The 2003 China Fashion Week goes down in the record books as one of the nation's most alluring trade events.
During the event, which ended last week, every renowned Chinese designer who takes pride in his or her calling made use of the occasion to unveil sensational and striking creations for next spring/summer.
As the twice-yearly festival hit the town, a dazzling stream of designers, supermodels, make-up artists, writers, photographers, buyers, celebrities and jet-setters flocked to the Beijing Hotel and China Hotel, where some 30 shows were held.
In addition to the runway shows on the official calendar, a variety of showroom presentations, exhibitions and forums between the brands' CEOs and designers kept dedicated followers of fashion buzzing throughout the week.
Beijing's first fashion week in 1997 only featured three shows, said Wang Qing, president of the China Fashion Designers Association. But the event has since become a highlight on the country's fashion calendar with dozens of shows and parties this year.
"China is in the same position that Japan held about a decade ago," Wang said. "And it should become an equally important market."
The future looks bright - that was why so many well-known houses such as Christian Dior, Chanel, Celine, Leonard, Scherrer and Kenzo sent representatives this year, Wang said.
"Through six years of effort, fashion week has helped China establish a fashion industry from the home of mass clothes producing factories," he said.
But as for home-grown world-class fashion talent, international industry experts say China has a long way to go.
"It will take a long time to develop Chinese name brands. It's a long, long process," said French Fashion Federation President Didier Grumbach, who was the organizing committee's guest of honor for the week.
Hubert Barrere from Paris said the Chinese are "still making very basic ready-to-wear" clothing. He was invited by China's leading fur brand NE.Tiger to display his luxurious evening dress collection the day before the fashion week's official opening.
"China is looking for designers to supervise their collections, and that's why I (have been) invited by NE.Tiger to design evening dresses for the brand," Barrere said.
Barrere added that he has drawn inspiration from Chinese culture and would like to design for NE.Tiger in the future.
Beijing White Collar Fashion Co's label K.UU's designer Fu Kui made a big splash at the opening show to make a striking start for Chinese designers during the week.
The 32-year-old designer's show gathered 100 models who walked along the white marble balustrade against the background in the striking red color similar to that of the Forbidden City's walls.
He stuck to his recipe of blending the graceful and modern to create ready-to-wear outfits for women.
Six young Chinese designers also brought their creations after giving an impressive joint show in Paris in October, which was part of the year-long celebration of Chinese culture in France.
Each offered a collection for spring/summer 2004 rich in reference to traditional dress but with a modern spin, from the edgy street wear of Wu Xuekai to Liang Zi's refined elegance, illustrated by a crisp silk red mini-dress embroidered with a floral motif.
The irrepressible Wu, designer of Shanshan Group's label Firs and last year's winner of the Golden Crown - China's highest award for designers - returned to fashion week after a hectic and high profile year.
A highly commercial eye and strong design sense makes him a great influence on style.
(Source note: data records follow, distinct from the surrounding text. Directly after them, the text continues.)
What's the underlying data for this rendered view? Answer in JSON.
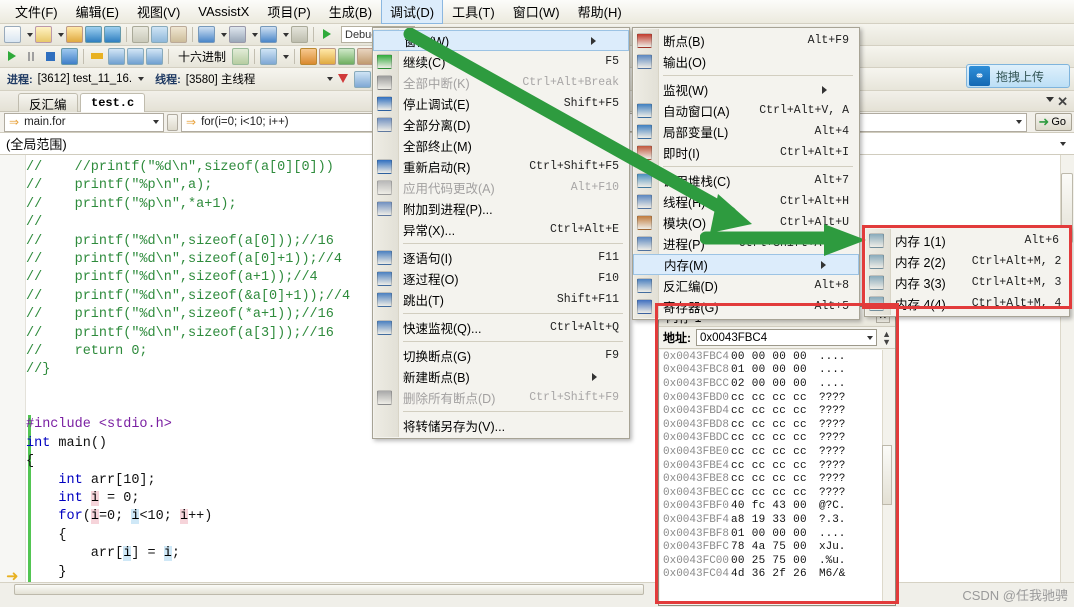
{
  "menubar": {
    "items": [
      {
        "label": "文件(F)",
        "active": false
      },
      {
        "label": "编辑(E)",
        "active": false
      },
      {
        "label": "视图(V)",
        "active": false
      },
      {
        "label": "VAssistX",
        "active": false
      },
      {
        "label": "项目(P)",
        "active": false
      },
      {
        "label": "生成(B)",
        "active": false
      },
      {
        "label": "调试(D)",
        "active": true
      },
      {
        "label": "工具(T)",
        "active": false
      },
      {
        "label": "窗口(W)",
        "active": false
      },
      {
        "label": "帮助(H)",
        "active": false
      }
    ]
  },
  "toolbar1": {
    "config_value": "Debug"
  },
  "toolbar2": {
    "hex_label": "十六进制"
  },
  "toolbar3": {
    "process_label": "进程:",
    "process_value": "[3612] test_11_16.",
    "thread_label": "线程:",
    "thread_value": "[3580] 主线程"
  },
  "upload": {
    "label": "拖拽上传",
    "icon": "link-icon"
  },
  "tabs": {
    "inactive": "反汇编",
    "active": "test.c",
    "close_label": "✕"
  },
  "navbar": {
    "scope_value": "main.for",
    "member_value": "for(i=0; i<10; i++)",
    "go_label": "Go"
  },
  "scopebar": {
    "text": "(全局范围)"
  },
  "code": {
    "lines": [
      {
        "indent": 0,
        "spans": [
          {
            "t": "//    //printf(\"%d\\n\",sizeof(a[0][0]))",
            "c": "cmt"
          }
        ]
      },
      {
        "indent": 0,
        "spans": [
          {
            "t": "//    printf(\"%p\\n\",a);",
            "c": "cmt"
          }
        ]
      },
      {
        "indent": 0,
        "spans": [
          {
            "t": "//    printf(\"%p\\n\",*a+1);",
            "c": "cmt"
          }
        ]
      },
      {
        "indent": 0,
        "spans": [
          {
            "t": "//",
            "c": "cmt"
          }
        ]
      },
      {
        "indent": 0,
        "spans": [
          {
            "t": "//    printf(\"%d\\n\",sizeof(a[0]));//16",
            "c": "cmt"
          }
        ]
      },
      {
        "indent": 0,
        "spans": [
          {
            "t": "//    printf(\"%d\\n\",sizeof(a[0]+1));//4",
            "c": "cmt"
          }
        ]
      },
      {
        "indent": 0,
        "spans": [
          {
            "t": "//    printf(\"%d\\n\",sizeof(a+1));//4",
            "c": "cmt"
          }
        ]
      },
      {
        "indent": 0,
        "spans": [
          {
            "t": "//    printf(\"%d\\n\",sizeof(&a[0]+1));//4",
            "c": "cmt"
          }
        ]
      },
      {
        "indent": 0,
        "spans": [
          {
            "t": "//    printf(\"%d\\n\",sizeof(*a+1));//16",
            "c": "cmt"
          }
        ]
      },
      {
        "indent": 0,
        "spans": [
          {
            "t": "//    printf(\"%d\\n\",sizeof(a[3]));//16",
            "c": "cmt"
          }
        ]
      },
      {
        "indent": 0,
        "spans": [
          {
            "t": "//    return 0;",
            "c": "cmt"
          }
        ]
      },
      {
        "indent": 0,
        "spans": [
          {
            "t": "//}",
            "c": "cmt"
          }
        ]
      },
      {
        "indent": 0,
        "spans": [
          {
            "t": "",
            "c": "plain"
          }
        ]
      },
      {
        "indent": 0,
        "spans": [
          {
            "t": "",
            "c": "plain"
          }
        ]
      },
      {
        "indent": 0,
        "spans": [
          {
            "t": "#include <stdio.h>",
            "c": "pp"
          }
        ]
      },
      {
        "indent": 0,
        "spans": [
          {
            "t": "int",
            "c": "kw"
          },
          {
            "t": " main()",
            "c": "plain"
          }
        ]
      },
      {
        "indent": 0,
        "spans": [
          {
            "t": "{",
            "c": "plain"
          }
        ]
      },
      {
        "indent": 0,
        "spans": [
          {
            "t": "    ",
            "c": "plain"
          },
          {
            "t": "int",
            "c": "kw"
          },
          {
            "t": " arr[10];",
            "c": "plain"
          }
        ]
      },
      {
        "indent": 0,
        "spans": [
          {
            "t": "    ",
            "c": "plain"
          },
          {
            "t": "int",
            "c": "kw"
          },
          {
            "t": " ",
            "c": "plain"
          },
          {
            "t": "i",
            "c": "hl-pink"
          },
          {
            "t": " = 0;",
            "c": "plain"
          }
        ]
      },
      {
        "indent": 0,
        "spans": [
          {
            "t": "    ",
            "c": "plain"
          },
          {
            "t": "for",
            "c": "kw"
          },
          {
            "t": "(",
            "c": "plain"
          },
          {
            "t": "i",
            "c": "hl-pink"
          },
          {
            "t": "=0; ",
            "c": "plain"
          },
          {
            "t": "i",
            "c": "hl-blue"
          },
          {
            "t": "<10; ",
            "c": "plain"
          },
          {
            "t": "i",
            "c": "hl-pink"
          },
          {
            "t": "++)",
            "c": "plain"
          }
        ]
      },
      {
        "indent": 0,
        "spans": [
          {
            "t": "    {",
            "c": "plain"
          }
        ]
      },
      {
        "indent": 0,
        "spans": [
          {
            "t": "        arr[",
            "c": "plain"
          },
          {
            "t": "i",
            "c": "hl-blue"
          },
          {
            "t": "] = ",
            "c": "plain"
          },
          {
            "t": "i",
            "c": "hl-blue"
          },
          {
            "t": ";",
            "c": "plain"
          }
        ]
      },
      {
        "indent": 0,
        "spans": [
          {
            "t": "    }",
            "c": "plain"
          }
        ]
      }
    ]
  },
  "debug_menu": {
    "items": [
      {
        "label": "窗口(W)",
        "key": "",
        "submenu": true,
        "disabled": false,
        "highlight": true,
        "icon": null
      },
      {
        "label": "继续(C)",
        "key": "F5",
        "submenu": false,
        "disabled": false,
        "icon": "play-icon",
        "iconcolor": "#2faa3a"
      },
      {
        "label": "全部中断(K)",
        "key": "Ctrl+Alt+Break",
        "submenu": false,
        "disabled": true,
        "icon": "pause-icon",
        "iconcolor": "#9a9a9a"
      },
      {
        "label": "停止调试(E)",
        "key": "Shift+F5",
        "submenu": false,
        "disabled": false,
        "icon": "stop-icon",
        "iconcolor": "#2f6fbf"
      },
      {
        "label": "全部分离(D)",
        "key": "",
        "submenu": false,
        "disabled": false,
        "icon": "detach-icon",
        "iconcolor": "#6f8fc0"
      },
      {
        "label": "全部终止(M)",
        "key": "",
        "submenu": false,
        "disabled": false,
        "icon": null
      },
      {
        "label": "重新启动(R)",
        "key": "Ctrl+Shift+F5",
        "submenu": false,
        "disabled": false,
        "icon": "restart-icon",
        "iconcolor": "#2f6fbf"
      },
      {
        "label": "应用代码更改(A)",
        "key": "Alt+F10",
        "submenu": false,
        "disabled": true,
        "icon": "apply-icon",
        "iconcolor": "#b8b8b8"
      },
      {
        "label": "附加到进程(P)...",
        "key": "",
        "submenu": false,
        "disabled": false,
        "icon": "attach-icon",
        "iconcolor": "#6f8fc0"
      },
      {
        "label": "异常(X)...",
        "key": "Ctrl+Alt+E",
        "submenu": false,
        "disabled": false,
        "icon": null
      },
      {
        "sep": true
      },
      {
        "label": "逐语句(I)",
        "key": "F11",
        "submenu": false,
        "disabled": false,
        "icon": "stepinto-icon",
        "iconcolor": "#4a7fbf"
      },
      {
        "label": "逐过程(O)",
        "key": "F10",
        "submenu": false,
        "disabled": false,
        "icon": "stepover-icon",
        "iconcolor": "#4a7fbf"
      },
      {
        "label": "跳出(T)",
        "key": "Shift+F11",
        "submenu": false,
        "disabled": false,
        "icon": "stepout-icon",
        "iconcolor": "#4a7fbf"
      },
      {
        "sep": true
      },
      {
        "label": "快速监视(Q)...",
        "key": "Ctrl+Alt+Q",
        "submenu": false,
        "disabled": false,
        "icon": "watch-icon",
        "iconcolor": "#4a7fbf"
      },
      {
        "sep": true
      },
      {
        "label": "切换断点(G)",
        "key": "F9",
        "submenu": false,
        "disabled": false,
        "icon": null
      },
      {
        "label": "新建断点(B)",
        "key": "",
        "submenu": true,
        "disabled": false,
        "icon": null
      },
      {
        "label": "删除所有断点(D)",
        "key": "Ctrl+Shift+F9",
        "submenu": false,
        "disabled": true,
        "icon": "delbp-icon",
        "iconcolor": "#a8a8a8"
      },
      {
        "sep": true
      },
      {
        "label": "将转储另存为(V)...",
        "key": "",
        "submenu": false,
        "disabled": false,
        "icon": null
      }
    ]
  },
  "window_submenu": {
    "items": [
      {
        "label": "断点(B)",
        "key": "Alt+F9",
        "submenu": false,
        "disabled": false,
        "icon": "breakpoint-icon",
        "iconcolor": "#c0392b"
      },
      {
        "label": "输出(O)",
        "key": "",
        "submenu": false,
        "disabled": false,
        "icon": "output-icon",
        "iconcolor": "#5a86bf"
      },
      {
        "sep": true
      },
      {
        "label": "监视(W)",
        "key": "",
        "submenu": true,
        "disabled": false,
        "icon": null
      },
      {
        "label": "自动窗口(A)",
        "key": "Ctrl+Alt+V, A",
        "submenu": false,
        "disabled": false,
        "icon": "auto-icon",
        "iconcolor": "#3f7fbf"
      },
      {
        "label": "局部变量(L)",
        "key": "Alt+4",
        "submenu": false,
        "disabled": false,
        "icon": "locals-icon",
        "iconcolor": "#3f7fbf"
      },
      {
        "label": "即时(I)",
        "key": "Ctrl+Alt+I",
        "submenu": false,
        "disabled": false,
        "icon": "immediate-icon",
        "iconcolor": "#c0563b"
      },
      {
        "sep": true
      },
      {
        "label": "调用堆栈(C)",
        "key": "Alt+7",
        "submenu": false,
        "disabled": false,
        "icon": "callstack-icon",
        "iconcolor": "#4a8fbf"
      },
      {
        "label": "线程(H)",
        "key": "Ctrl+Alt+H",
        "submenu": false,
        "disabled": false,
        "icon": "threads-icon",
        "iconcolor": "#5a86bf"
      },
      {
        "label": "模块(O)",
        "key": "Ctrl+Alt+U",
        "submenu": false,
        "disabled": false,
        "icon": "modules-icon",
        "iconcolor": "#bf7a3b"
      },
      {
        "label": "进程(P)",
        "key": "Ctrl+Shift+Alt+P",
        "submenu": false,
        "disabled": false,
        "icon": "process-icon",
        "iconcolor": "#5a86bf"
      },
      {
        "label": "内存(M)",
        "key": "",
        "submenu": true,
        "disabled": false,
        "highlight": true,
        "icon": null
      },
      {
        "label": "反汇编(D)",
        "key": "Alt+8",
        "submenu": false,
        "disabled": false,
        "icon": "disasm-icon",
        "iconcolor": "#4a7fbf"
      },
      {
        "label": "寄存器(G)",
        "key": "Alt+5",
        "submenu": false,
        "disabled": false,
        "icon": "registers-icon",
        "iconcolor": "#3f6fbf"
      }
    ]
  },
  "memory_submenu": {
    "items": [
      {
        "label": "内存 1(1)",
        "key": "Alt+6",
        "icon": "memory-icon"
      },
      {
        "label": "内存 2(2)",
        "key": "Ctrl+Alt+M, 2",
        "icon": "memory-icon"
      },
      {
        "label": "内存 3(3)",
        "key": "Ctrl+Alt+M, 3",
        "icon": "memory-icon"
      },
      {
        "label": "内存 4(4)",
        "key": "Ctrl+Alt+M, 4",
        "icon": "memory-icon"
      }
    ]
  },
  "memory_window": {
    "title": "内存 1",
    "close_label": "✕",
    "address_label": "地址:",
    "address_value": "0x0043FBC4",
    "rows": [
      {
        "addr": "0x0043FBC4",
        "hex": "00 00 00 00",
        "text": "...."
      },
      {
        "addr": "0x0043FBC8",
        "hex": "01 00 00 00",
        "text": "...."
      },
      {
        "addr": "0x0043FBCC",
        "hex": "02 00 00 00",
        "text": "...."
      },
      {
        "addr": "0x0043FBD0",
        "hex": "cc cc cc cc",
        "text": "????"
      },
      {
        "addr": "0x0043FBD4",
        "hex": "cc cc cc cc",
        "text": "????"
      },
      {
        "addr": "0x0043FBD8",
        "hex": "cc cc cc cc",
        "text": "????"
      },
      {
        "addr": "0x0043FBDC",
        "hex": "cc cc cc cc",
        "text": "????"
      },
      {
        "addr": "0x0043FBE0",
        "hex": "cc cc cc cc",
        "text": "????"
      },
      {
        "addr": "0x0043FBE4",
        "hex": "cc cc cc cc",
        "text": "????"
      },
      {
        "addr": "0x0043FBE8",
        "hex": "cc cc cc cc",
        "text": "????"
      },
      {
        "addr": "0x0043FBEC",
        "hex": "cc cc cc cc",
        "text": "????"
      },
      {
        "addr": "0x0043FBF0",
        "hex": "40 fc 43 00",
        "text": "@?C."
      },
      {
        "addr": "0x0043FBF4",
        "hex": "a8 19 33 00",
        "text": "?.3."
      },
      {
        "addr": "0x0043FBF8",
        "hex": "01 00 00 00",
        "text": "...."
      },
      {
        "addr": "0x0043FBFC",
        "hex": "78 4a 75 00",
        "text": "xJu."
      },
      {
        "addr": "0x0043FC00",
        "hex": "00 25 75 00",
        "text": ".%u."
      },
      {
        "addr": "0x0043FC04",
        "hex": "4d 36 2f 26",
        "text": "M6/&"
      }
    ]
  },
  "watermark": {
    "text": "CSDN @任我驰骋"
  },
  "colors": {
    "accent_green": "#2e9b3f",
    "annotation_red": "#e23b3b",
    "highlight_blue": "#dcecfb",
    "comment_green": "#2e8b3c",
    "keyword_blue": "#0000c0"
  }
}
Entitled "Sound of Nature," Liang's collection was full of flower prints, embroidered butterflies and rosy striking peonies.
"The main idea is to express my love for life, health and happiness," said Liang.
Wang Hongying sent out a myriad of ensembles in yellow printed silk that conjured up images of glowing Chinese lanterns, while Gu Yi drew inspiration from Buddhist teachings for an understated collection in stone, moss green, black and brown.
Luo Zheng's sky blue silk floral print dresses and a mini-skirt of open fans were fresh and flirty. She designed a special T-stage with five big mirrors to show off the work. Through each of the mirrors, people saw the different sides of models.
Fang Ying offered a serene collection in green, grey, black and chocolate brown, creating texture with loads of appliques. Fang's inspiration came from ancient bronze ware, so she called her show "Past and Present." Fang won this year's Golden Crown.
The spring/summer calendar not only saw stellar shows by established designers from many of the country's leading brands such as Firs, White Collar, NE.Tiger and Mark Cheung, but an increase in new comers or student designers hoping to grab their chance.
Liu Wei from Shanshan Group's women's label Rose.W and Ji Wenbo from XDLong Sportswear Co Ltd are among the rising designers.
Colour, detail and femininity are the lynchpins of Liu's work. She offered light and very graceful colors from sombre brown and melancholy blue-grey to jade green and egg-yolk yellow. Fabric is also the key, from eye-catching prints to vintage-looking tweeds and rich velvets. Shapes softly flatter the body and delicate, sensuous evening wear is her forte.
Ji started his show with 12 models with the facial make-up and dress of Peking Opera performers, featuring a rich flavor of Chinese arts and culture.
And his motorcycle-style jackets were described as a marriage between sportswear and tailored clothing.